Sunday, May 9, 2010

Sundays with Sparky - Scrambled Eggs Super!

Happy Mother's Day to all you Moms out there - here's a little illustration of how we do what we do: 

A little knowledge can be a compelling thing: the other day as I, bleary-eyed, was about to make breakfast, Sparky popped up and said "Can I make my own breakfast, Mom? Can I make scrambled eggs? All by myself?" I saw in his eager brown eyes that he had come to the powerful realization that, not only can he probably learn to cook anything he wants to eat - but, more importantly, he who cooks is also he who decides what's for breakfast.

So of course I said "um, let me think about that, um - are you sure you don't want cereal? Is there coffee?" (Note to self: teach child to make coffee) and tried to rub the sense back into my eyes.

So, we went through the steps of making scrambled eggs - sorry, I didn't take pictures, as I was barely able to make sure I poured coffee and not raw eggs into my cup. We agreed that since things went well, he could make scrambled eggs for Daddy tomorrow so I could take pictures and post it here. I took a deep healing draught of coffee. The child is sharp as a tack; I had no chance whatsoever of him forgetting to make scrambled eggs the next day, so here they are, photos from day 2, instructions from day 1.

First, the eggs are cracked into a tall, heavy container that's not going to move on you while you mix them, and seasoned with a little salt and pepper:

(look at the mad egg crackin' skillz on that boy, I tell you - and at 7am, no less)

Then, you retrieve the tool we like to call the "egg bouncer," (linked below) a spring whisk - tailor made for this task, but useful to thorougly mix anything in a large cup. I often use the immersion blender for this task, but I didn't tell him that. With this tool, you vigorously whip the eggs by bouncing it up and down until they are lemon-colored and foamy.

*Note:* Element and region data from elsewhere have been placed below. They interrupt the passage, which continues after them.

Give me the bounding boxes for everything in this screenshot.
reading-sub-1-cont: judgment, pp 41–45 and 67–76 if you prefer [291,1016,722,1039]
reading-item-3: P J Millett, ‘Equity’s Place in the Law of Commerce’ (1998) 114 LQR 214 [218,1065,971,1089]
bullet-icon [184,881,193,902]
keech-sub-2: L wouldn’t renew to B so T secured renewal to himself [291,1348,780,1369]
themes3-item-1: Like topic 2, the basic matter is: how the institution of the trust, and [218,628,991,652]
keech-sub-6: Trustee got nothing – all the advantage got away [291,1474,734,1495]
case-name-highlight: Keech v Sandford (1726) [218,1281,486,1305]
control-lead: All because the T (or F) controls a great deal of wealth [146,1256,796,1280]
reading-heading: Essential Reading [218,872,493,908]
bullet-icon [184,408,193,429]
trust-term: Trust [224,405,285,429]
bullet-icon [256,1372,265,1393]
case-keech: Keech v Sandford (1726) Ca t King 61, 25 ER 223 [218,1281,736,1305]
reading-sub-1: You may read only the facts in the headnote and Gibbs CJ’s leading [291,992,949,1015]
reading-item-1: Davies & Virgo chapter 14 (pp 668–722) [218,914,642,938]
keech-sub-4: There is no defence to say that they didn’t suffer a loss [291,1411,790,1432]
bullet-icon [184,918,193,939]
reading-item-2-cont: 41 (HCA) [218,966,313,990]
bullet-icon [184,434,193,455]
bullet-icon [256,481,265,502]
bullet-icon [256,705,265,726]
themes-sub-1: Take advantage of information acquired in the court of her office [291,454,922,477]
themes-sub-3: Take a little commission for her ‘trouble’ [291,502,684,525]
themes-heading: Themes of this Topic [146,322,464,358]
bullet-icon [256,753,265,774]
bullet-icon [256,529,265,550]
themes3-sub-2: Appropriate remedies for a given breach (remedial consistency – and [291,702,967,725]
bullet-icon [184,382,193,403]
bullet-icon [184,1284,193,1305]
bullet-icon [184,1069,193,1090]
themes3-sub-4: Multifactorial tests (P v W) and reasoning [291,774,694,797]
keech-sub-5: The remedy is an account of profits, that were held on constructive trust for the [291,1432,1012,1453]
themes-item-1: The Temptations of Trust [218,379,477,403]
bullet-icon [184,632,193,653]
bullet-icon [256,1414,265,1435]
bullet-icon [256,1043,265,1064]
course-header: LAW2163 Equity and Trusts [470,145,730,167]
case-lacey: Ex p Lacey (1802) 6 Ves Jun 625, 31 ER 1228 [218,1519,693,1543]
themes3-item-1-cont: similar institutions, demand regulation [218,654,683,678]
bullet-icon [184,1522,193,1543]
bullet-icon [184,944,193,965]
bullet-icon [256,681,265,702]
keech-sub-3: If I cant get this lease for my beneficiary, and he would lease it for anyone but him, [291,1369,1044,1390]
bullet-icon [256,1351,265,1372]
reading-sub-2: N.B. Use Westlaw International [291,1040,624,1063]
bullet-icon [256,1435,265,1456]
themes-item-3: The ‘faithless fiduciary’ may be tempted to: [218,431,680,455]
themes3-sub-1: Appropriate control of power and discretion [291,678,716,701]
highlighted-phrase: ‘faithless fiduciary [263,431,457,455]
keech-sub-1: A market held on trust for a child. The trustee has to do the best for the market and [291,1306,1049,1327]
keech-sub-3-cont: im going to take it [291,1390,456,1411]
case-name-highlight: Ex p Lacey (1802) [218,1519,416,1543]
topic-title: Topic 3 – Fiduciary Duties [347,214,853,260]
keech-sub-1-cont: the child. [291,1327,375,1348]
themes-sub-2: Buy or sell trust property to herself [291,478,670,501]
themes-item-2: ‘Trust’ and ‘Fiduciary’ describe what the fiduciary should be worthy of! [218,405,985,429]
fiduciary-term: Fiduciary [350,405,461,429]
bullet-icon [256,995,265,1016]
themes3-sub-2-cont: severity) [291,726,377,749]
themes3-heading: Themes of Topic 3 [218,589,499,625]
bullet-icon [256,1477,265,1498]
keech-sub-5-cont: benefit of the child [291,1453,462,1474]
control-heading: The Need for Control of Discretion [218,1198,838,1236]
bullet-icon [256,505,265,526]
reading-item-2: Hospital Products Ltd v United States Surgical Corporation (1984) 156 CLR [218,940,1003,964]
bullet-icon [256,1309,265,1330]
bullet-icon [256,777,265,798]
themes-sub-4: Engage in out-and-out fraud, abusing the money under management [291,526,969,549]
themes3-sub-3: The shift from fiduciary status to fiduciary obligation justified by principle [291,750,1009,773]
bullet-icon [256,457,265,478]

Then you put some butter in a non-stick skillet and turn the heat on low. After the butter melts, dump in your eggs. Stir slowly with the spatula over low to medium-low heat, making sure you scrape down the sides and the bottom carefully.

(At this point, I said "Low and slow is the key, son - you need to cook scrambled eggs low and slow," whereupon he replied "Mom, Gary Wiviott says "Low and Slow" - you say "no guts, no glory." Smartass. Before I had any coffee.)

As long as the eggs are slowly thickening, resist the urge to turn up the heat. Continue stirring and mixing in the solids until you have a rich, creamy mass that is done to your liking.

Creamy and delicious - just like I like them.